Skoutz-Interview. Ulrike Motschiunig 2024

Zu Besuch bei Ulrike Motschiunig (Jury Kinder- und Jugendbuch)

Schon im vergangenen Jahr waren wir bei Ulrike Motschiunig, die mit ihrem Kinderbuch „Willkommen kleiner Fuchs“ den Skoutz Award im Bereich Kinder,- und Jugendbuch gewonnen hat. Heute dürfen wir sie wieder besuchen, sie übernimmt in diesem Jahr den Juryposten in diesem Bereich. Skoutz und ich haben uns zeitig auf den Weg gemacht, der Weg ist lang und wir freuen uns schon auf unser Gespräch.
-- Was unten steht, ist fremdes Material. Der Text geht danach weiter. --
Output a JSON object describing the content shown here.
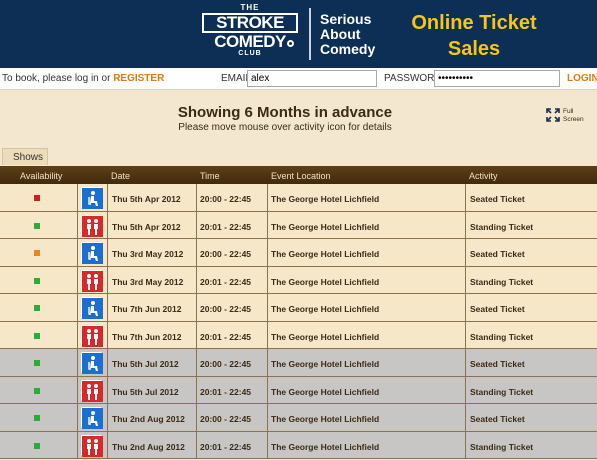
{
  "header": {
    "logo": {
      "the": "THE",
      "line1": "STROKE",
      "line2": "COMEDY",
      "club": "CLUB"
    },
    "tagline": [
      "Serious",
      "About",
      "Comedy"
    ],
    "title_line1": "Online Ticket",
    "title_line2": "Sales"
  },
  "loginbar": {
    "prompt": "To book, please log in or ",
    "register": "REGISTER",
    "email_label": "EMAIL",
    "email_value": "alex",
    "password_label": "PASSWORD",
    "password_value": "••••••••••",
    "login": "LOGIN"
  },
  "main": {
    "heading": "Showing 6 Months in advance",
    "subheading": "Please move mouse over activity icon for details",
    "fullscreen": {
      "line1": "Full",
      "line2": "Screen"
    },
    "tab": "Shows"
  },
  "table": {
    "columns": [
      "Availability",
      "Date",
      "Time",
      "Event Location",
      "Activity"
    ],
    "rows": [
      {
        "availability": "#cc2121",
        "icon": "seated-icon",
        "date": "Thu 5th Apr 2012",
        "time": "20:00 - 22:45",
        "location": "The George Hotel Lichfield",
        "activity": "Seated Ticket",
        "grey": false
      },
      {
        "availability": "#2eaa3a",
        "icon": "standing-icon",
        "date": "Thu 5th Apr 2012",
        "time": "20:01 - 22:45",
        "location": "The George Hotel Lichfield",
        "activity": "Standing Ticket",
        "grey": false
      },
      {
        "availability": "#e5891c",
        "icon": "seated-icon",
        "date": "Thu 3rd May 2012",
        "time": "20:00 - 22:45",
        "location": "The George Hotel Lichfield",
        "activity": "Seated Ticket",
        "grey": false
      },
      {
        "availability": "#2eaa3a",
        "icon": "standing-icon",
        "date": "Thu 3rd May 2012",
        "time": "20:01 - 22:45",
        "location": "The George Hotel Lichfield",
        "activity": "Standing Ticket",
        "grey": false
      },
      {
        "availability": "#2eaa3a",
        "icon": "seated-icon",
        "date": "Thu 7th Jun 2012",
        "time": "20:00 - 22:45",
        "location": "The George Hotel Lichfield",
        "activity": "Seated Ticket",
        "grey": false
      },
      {
        "availability": "#2eaa3a",
        "icon": "standing-icon",
        "date": "Thu 7th Jun 2012",
        "time": "20:01 - 22:45",
        "location": "The George Hotel Lichfield",
        "activity": "Standing Ticket",
        "grey": false
      },
      {
        "availability": "#2eaa3a",
        "icon": "seated-icon",
        "date": "Thu 5th Jul 2012",
        "time": "20:00 - 22:45",
        "location": "The George Hotel Lichfield",
        "activity": "Seated Ticket",
        "grey": true
      },
      {
        "availability": "#2eaa3a",
        "icon": "standing-icon",
        "date": "Thu 5th Jul 2012",
        "time": "20:01 - 22:45",
        "location": "The George Hotel Lichfield",
        "activity": "Standing Ticket",
        "grey": true
      },
      {
        "availability": "#2eaa3a",
        "icon": "seated-icon",
        "date": "Thu 2nd Aug 2012",
        "time": "20:00 - 22:45",
        "location": "The George Hotel Lichfield",
        "activity": "Seated Ticket",
        "grey": true
      },
      {
        "availability": "#2eaa3a",
        "icon": "standing-icon",
        "date": "Thu 2nd Aug 2012",
        "time": "20:01 - 22:45",
        "location": "The George Hotel Lichfield",
        "activity": "Standing Ticket",
        "grey": true
      }
    ]
  },
  "colors": {
    "seated": "#1a6fd0",
    "standing": "#d8282a"
  }
}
Zu Besuch bei Ulrike Motschiunig, unserer diesjährigen Jurorin für die Kinder- und Jugendbücher

Hallo liebe Ulrike, schön dass wir dich heute wieder besuchen dürfen. Skoutz und ich sind ziemlich früh losgefahren, damit wir viel Zeit für dich haben. Zwischendurch gab es so viele tolle Eindrücke, wir sind sehr gelassen und haben auf dem Hinweg gute Laune sammeln können. Wir sind jetzt bereit, um uns in aller Ruhe mit dir zu unterhalten. Ach ja, ich habe heute morgen noch schnell einen Bienenstich gebacken und mitgebracht, ich hoffe, den magst du. Wir haben auch keinen Zeitdruck, dann lass uns einfach anfangen.

Bist du eher ein Hunde- oder ein Katzenmensch? Oder hast du einen Vogel? Oder?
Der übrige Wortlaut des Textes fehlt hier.